After the Office of the U.S. Trade Representative on May 10 raised tariffs from 10% to 25% on $200 billion worth of goods from China, Beijing announced plans to raise tariffs across $60 billion worth of U.S. exports, starting Saturday, June 1.
Those tariffs will range from 5% to 25% and will affect a total of 5,140 goods from the U.S.
Trade restrictions, combined with a significant population reduction of hogs in China amid swine fever, have cramped opportunities for the U.S. dairy industry to do business with the country, as U.S. companies export whey to be used in hog feed to China, Hughes said.
U.S.-China Business Council Senior Vice President Erin Ennis noted that China is implementing retaliatory tariffs against 85% of U.S. exports and said there’s “always a possibility” that China will find other ways to retaliate.

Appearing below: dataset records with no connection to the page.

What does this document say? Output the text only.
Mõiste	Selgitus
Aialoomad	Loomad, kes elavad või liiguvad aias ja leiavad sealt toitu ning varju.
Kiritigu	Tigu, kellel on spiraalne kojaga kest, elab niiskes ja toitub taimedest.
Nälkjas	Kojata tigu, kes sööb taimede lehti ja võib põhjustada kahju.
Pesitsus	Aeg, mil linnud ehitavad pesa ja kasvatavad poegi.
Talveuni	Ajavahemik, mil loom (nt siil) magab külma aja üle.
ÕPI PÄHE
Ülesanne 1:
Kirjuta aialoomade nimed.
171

“When we began this process on [Section] 301, China said that it was willing to retaliate both quantitatively and qualitatively,” Ennis said.
While quantitative retaliation takes the form of tariffs, qualitative retaliation could take the form of things like increased inspections, difficulty in getting licenses and “inexplicable” delays and investigations for environmental compliance, she said.
China has consistently been a difficult place to do business, making it difficult to determine whether China has started qualitative retaliation, she said.